El comedor da a una terraza frontal al mar.
Tiene ocho metros de largo por dos veinte de ancho y en un extremo una escalera
de caracol que conduce al castillo de proa. Pienso que es una excepción porque
ya hace tiempo que no se hacen terrazas tan generosas. Muy al contrario,
balconcitos tristes y de reducidas dimensiones que, como mucho, dan amparo a
dos silloncitos y una mesita. Yo me rebelo ante esa miserable escasez de
espacio exterior. Una buena terraza puede llegar a ser la pieza principal de
una vivienda si uno está dispuesto a sacarle partido, y en este caso les puedo
asegurar que desde esta atalaya controlo infinidad de acontecimientos y, por supuesto,
cualquier suceso náutico. En su gran mayoría se trata de embarcaciones de
recreo, públicas y privadas, y puesto que este es un tramo de costa con
importantes flotas pesqueras de distintas poblaciones, también están
significativamente representadas en este teatro al aire libre. Uno de los actos
más representados es cuando al atardecer regresan los barcos a puerto
precedidos cada uno de ellos por una nube de gaviotas al acecho de cualquier
despiste u obsequio de la marinería en forma de rapaz con agallas y escamas. Todos
sabemos que el mar es el gran teatro en donde siempre se representa la misma
obra y siempre seduce y cautiva más. Amanecer en el mar es una sinfonía de
colores y sensaciones interpretada con cortos y suaves movimientos que congelan
las miradas. Al alba se vierten en el cielo tinteros etéreos de trazas
amarillas, marrones y blancas que en una rápida e imperceptible explosión
culminan el milagro de la vida o la muerte, del día o la noche, de lo exánime o
lo vigoroso. En breves instantes la noche no será más que un recuerdo entre
incontables lucecitas.
Cuando me encuentro aquí siempre madrugo para
asistir a ese silencioso tránsito entre la oscuridad y la luz. Pocas cosas hay
en este mundo comparables al milagro diario y eterno de la vida. El oficio de
marino y el de pescador muchas veces se han querido ensamblar como vidas
paralelas a la soledad, al carácter huraño, al rostro surcado por la furia de
los vientos y con las manos encallecidas y retorcidas por largas jornadas de
arriar bramantes, maromas y amarras. Varados en el lomo de un banco que
promete, preparan las artes de captura a la luz de sus grandes lámparas. Desde
la profundidad los peces, atraídos por los potentes focos, emergen raudos en busca de ese amanecer falso, de ese
extraño día que los envolverá en unas redes sin escapatoria posible. Y así en
invierno y en primavera, siempre, toda la vida el pescador viviendo a dos
millas de la costa y durmiendo toda la vida en tierra. La lluvia inesperada, la
zozobra temida, la niebla traidora escampada a golpes de campana. Y el frío de
madrugada, cuando el crepúsculo está por llegar, y se aferra a los huesos del
marinero que no ve el frío a bordo pero lo siente en el alma mientras apila
cientos de cajas con residentes moribundos y ese olor de salitre que envuelve
la noche de dura labor y malos pensamientos.

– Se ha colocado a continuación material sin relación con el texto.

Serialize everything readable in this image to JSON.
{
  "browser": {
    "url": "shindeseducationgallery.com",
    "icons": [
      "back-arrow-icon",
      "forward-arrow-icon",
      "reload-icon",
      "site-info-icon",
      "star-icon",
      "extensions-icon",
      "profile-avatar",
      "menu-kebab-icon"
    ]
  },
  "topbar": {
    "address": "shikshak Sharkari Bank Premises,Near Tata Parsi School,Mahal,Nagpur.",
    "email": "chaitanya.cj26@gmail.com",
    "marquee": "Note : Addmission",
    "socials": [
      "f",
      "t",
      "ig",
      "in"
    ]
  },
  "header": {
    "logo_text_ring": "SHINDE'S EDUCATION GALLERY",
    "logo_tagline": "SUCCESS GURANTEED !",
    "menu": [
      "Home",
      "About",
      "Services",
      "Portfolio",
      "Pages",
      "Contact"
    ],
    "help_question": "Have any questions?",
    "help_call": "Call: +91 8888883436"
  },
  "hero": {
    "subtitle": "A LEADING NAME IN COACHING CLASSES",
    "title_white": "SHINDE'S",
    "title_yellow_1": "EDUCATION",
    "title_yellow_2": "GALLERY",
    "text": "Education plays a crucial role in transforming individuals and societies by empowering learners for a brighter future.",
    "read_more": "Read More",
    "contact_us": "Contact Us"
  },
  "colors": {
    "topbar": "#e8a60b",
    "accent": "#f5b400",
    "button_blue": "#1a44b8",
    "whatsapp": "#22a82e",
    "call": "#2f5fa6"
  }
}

Todo eso y mucho más vislumbro desde la
terraza frente al mar. Cuento las pequeñas derrotas que surcan frente mí, los
prismáticos me ponen al corriente de las tripulaciones y allá a lo lejos, a
espaldas del horizonte, donde se encuentran los líquidos caminos de los grandes
barcos y los transatlánticos de cruceristas, también anoto en el libro de
tránsito el día, la hora, el nombre, el tonelaje y el destino. Y cuando no lo
distingo o lo ignoro, me lo invento. Mi terraza es como un faro, un faro sin
lámpara destellante, sin rotar sobre si misma. Aunque bien pensado, más que
faro, debe ser la terraza del faro, por donde alimento mis sueños de mar y me
levanto de noche para contemplar la llegada de la aurora.